Source: Reginald, monk of Durham, younger contemporary and colleague of St.
Godric, The Life of St. Godric (a twelfth-century British merchant), written before St.
Godric’s death in 1170.
He chose not to follow the life of a husbandman, but rather to study, learn and exercise the rudiment of more subtle conceptions. For this reason, aspiring to the merchant’s trade, he began to follow the chapman’s [peddler’s] way of life, first learning how to gain in small bargains and things of insignificant price; and to gain from things of greater expense.

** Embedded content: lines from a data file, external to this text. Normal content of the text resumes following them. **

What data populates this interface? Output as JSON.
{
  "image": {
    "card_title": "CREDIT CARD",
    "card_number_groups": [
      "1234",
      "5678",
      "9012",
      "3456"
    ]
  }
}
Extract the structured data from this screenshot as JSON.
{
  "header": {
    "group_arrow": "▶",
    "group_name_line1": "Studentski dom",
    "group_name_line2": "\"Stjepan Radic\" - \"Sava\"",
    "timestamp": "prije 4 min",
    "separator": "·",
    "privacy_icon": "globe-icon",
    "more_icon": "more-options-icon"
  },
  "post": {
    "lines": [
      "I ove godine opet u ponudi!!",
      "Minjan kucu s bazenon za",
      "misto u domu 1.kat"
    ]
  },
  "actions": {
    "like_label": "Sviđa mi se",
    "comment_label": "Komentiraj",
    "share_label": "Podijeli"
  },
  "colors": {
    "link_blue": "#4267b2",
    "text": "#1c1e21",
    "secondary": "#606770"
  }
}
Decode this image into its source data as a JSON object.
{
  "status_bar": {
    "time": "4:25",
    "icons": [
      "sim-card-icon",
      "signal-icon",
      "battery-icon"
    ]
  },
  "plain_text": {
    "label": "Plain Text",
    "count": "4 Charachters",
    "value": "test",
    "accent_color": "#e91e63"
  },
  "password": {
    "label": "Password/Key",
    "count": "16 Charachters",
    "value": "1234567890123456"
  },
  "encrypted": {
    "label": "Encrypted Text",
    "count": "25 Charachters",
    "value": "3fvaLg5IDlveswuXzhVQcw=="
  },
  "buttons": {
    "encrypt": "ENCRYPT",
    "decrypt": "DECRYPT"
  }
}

Thus aspiring ever higher and higher, and yearning upward with his whole heart, at length his great labors and cares bore much fruit of worldly gain. For he labored not only as a merchant but also as a shipman to Denmark and Flanders and Scotland; in all which lands he found certain rare, and therefore more precious, wares, which he carried to other parts wherein he knew them to be least familiar, and coveted by the inhabitants beyond the price of gold itself; wherefore he exchanged these wares for others coveted by men of other lands; and thus chaffered [bargained] most freely and assiduously. Hence he made great profit in all his bargains, and gathered much wealth in the sweat of his brow; for he sold dear in one place the wares which he had bought elsewhere at a small price. [But later] he began to yearn for solitude, and to hold his merchandise in less esteem than heretofore.
And now he had lived sixteen years as a merchant, and began to think of spending on charity, to God’s honor and service, the goods which he had so laboriously acquired.
He therefore took the cross as a pilgrim to Jerusalem.